Autre argument souvent avancé par les contradicteurs du projet de loi Olivier – Coutelle : il serait mieux que les personnes prostituées soient dans des maisons closes, ce serait meilleur pour leur santé et leur confort. « L’exemple allemand dit le contraire, et l’Allemagne commence à vouloir revenir sur un réglementarisme qui contribue à augmenter la traite des personnes et certainement pas à mieux s’occuper dans leur santé. Contrairement aux idées reçues, les maisons closes n’ont rien de châtoyant ! »

Sur les véritables réalités de la prostitution, le témoignage de Rosen Hicher, conviée lundi soir, aura été particulièrement éclairant. Sortie de la prostitution, Rosen raconte aujourd’hui comment elle y est tombée par besoin d’argent pour vivre, comment elle a mis 22 ans à s’en sortir, combien elle a eu de difficulté à trouver de l’aide pour cela. Un témoignage poignant, un témoignage sur la réalité de vie des personnes prostituées et les violences quotidiennes qu’elles subissent.

« Une grande majorité de personnes prostituées subit la violence et l’exploitation au quotidien »

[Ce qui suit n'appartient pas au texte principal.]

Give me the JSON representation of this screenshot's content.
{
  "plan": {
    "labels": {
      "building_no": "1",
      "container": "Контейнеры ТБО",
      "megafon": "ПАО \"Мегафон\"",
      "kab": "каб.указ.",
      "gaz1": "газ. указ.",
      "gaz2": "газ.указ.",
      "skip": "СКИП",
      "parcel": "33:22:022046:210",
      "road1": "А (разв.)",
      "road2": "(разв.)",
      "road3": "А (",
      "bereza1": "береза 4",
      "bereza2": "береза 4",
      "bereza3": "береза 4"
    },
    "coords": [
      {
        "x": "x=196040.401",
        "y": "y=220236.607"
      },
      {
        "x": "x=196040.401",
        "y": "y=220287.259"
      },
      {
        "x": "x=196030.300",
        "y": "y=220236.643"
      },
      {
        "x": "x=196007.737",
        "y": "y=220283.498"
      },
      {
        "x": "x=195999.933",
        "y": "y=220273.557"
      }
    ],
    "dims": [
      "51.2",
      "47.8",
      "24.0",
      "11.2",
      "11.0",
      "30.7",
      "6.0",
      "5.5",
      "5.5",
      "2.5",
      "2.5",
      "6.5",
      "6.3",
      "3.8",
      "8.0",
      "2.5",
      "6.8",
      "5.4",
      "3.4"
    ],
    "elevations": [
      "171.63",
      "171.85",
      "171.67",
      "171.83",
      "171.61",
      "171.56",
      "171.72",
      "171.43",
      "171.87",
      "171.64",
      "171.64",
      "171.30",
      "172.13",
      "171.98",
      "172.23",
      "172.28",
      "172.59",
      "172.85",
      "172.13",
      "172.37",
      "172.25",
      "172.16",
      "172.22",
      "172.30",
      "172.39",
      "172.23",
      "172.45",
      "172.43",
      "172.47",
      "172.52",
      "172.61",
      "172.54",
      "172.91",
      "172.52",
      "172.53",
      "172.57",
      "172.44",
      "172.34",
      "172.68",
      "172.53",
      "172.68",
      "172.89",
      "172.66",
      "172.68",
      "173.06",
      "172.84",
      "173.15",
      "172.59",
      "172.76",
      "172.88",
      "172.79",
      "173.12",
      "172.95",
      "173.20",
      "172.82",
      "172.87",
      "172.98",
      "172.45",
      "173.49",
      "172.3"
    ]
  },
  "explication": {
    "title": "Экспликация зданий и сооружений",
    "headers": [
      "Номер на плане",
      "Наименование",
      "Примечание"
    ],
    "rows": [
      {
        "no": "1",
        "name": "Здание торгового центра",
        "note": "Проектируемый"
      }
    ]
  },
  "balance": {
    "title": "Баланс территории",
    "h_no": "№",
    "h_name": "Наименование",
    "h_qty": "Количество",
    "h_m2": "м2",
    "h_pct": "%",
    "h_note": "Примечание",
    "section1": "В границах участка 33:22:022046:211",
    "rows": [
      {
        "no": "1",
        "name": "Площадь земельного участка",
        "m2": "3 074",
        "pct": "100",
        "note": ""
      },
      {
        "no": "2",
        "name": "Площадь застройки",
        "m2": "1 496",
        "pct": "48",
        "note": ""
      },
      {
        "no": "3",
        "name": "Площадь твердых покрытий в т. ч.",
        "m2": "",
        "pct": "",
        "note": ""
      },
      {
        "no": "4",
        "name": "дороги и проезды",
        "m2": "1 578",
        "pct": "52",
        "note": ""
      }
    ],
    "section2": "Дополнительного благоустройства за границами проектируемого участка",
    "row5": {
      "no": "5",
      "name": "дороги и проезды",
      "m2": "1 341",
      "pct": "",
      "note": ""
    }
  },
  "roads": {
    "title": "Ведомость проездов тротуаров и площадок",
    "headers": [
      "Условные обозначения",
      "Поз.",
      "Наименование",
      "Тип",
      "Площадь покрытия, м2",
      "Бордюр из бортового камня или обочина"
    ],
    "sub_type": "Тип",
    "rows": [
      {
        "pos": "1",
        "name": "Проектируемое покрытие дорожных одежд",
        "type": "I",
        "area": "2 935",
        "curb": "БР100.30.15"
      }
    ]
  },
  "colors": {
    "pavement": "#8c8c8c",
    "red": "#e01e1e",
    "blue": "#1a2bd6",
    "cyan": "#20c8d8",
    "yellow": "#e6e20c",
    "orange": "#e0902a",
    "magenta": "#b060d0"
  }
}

La réalité, c’est que toutes les personnes prostituées qui ne sont pas victimes de la traite ne vivent pas, loin s’en faut, d’un commerce aussi consenti et libre qu’on pourrait le croire. Le témoignage de Rosen en atteste (voir aussi notre article). « Bien sûr, nous ne nions pas qu’il doit y avoir en France quelques centaines de personnes prostituées qui exercent vraiment librement », relève Catherine Coutelle. « Mais comme le disait hier Marisol Touraine, le féminisme ce n’est pas accepter, parce qu’une petite minorité peut disposer de son corps en se prostituant, qu’une grande majorité de femmes prostituées subissent la violence et l’exploitation au quotidien». Légiférer pour protéger le plus grand nombre : c’est le choix, assumé, que fait la proposition de loi Olivier – Coutelle. « Quand viendra le temps de l’évaluation de l’impact de notre loi, nous verrons ce qu’il faut améliorer ». Un discours de fermeté qui a pour but de renforcer les droits des victimes.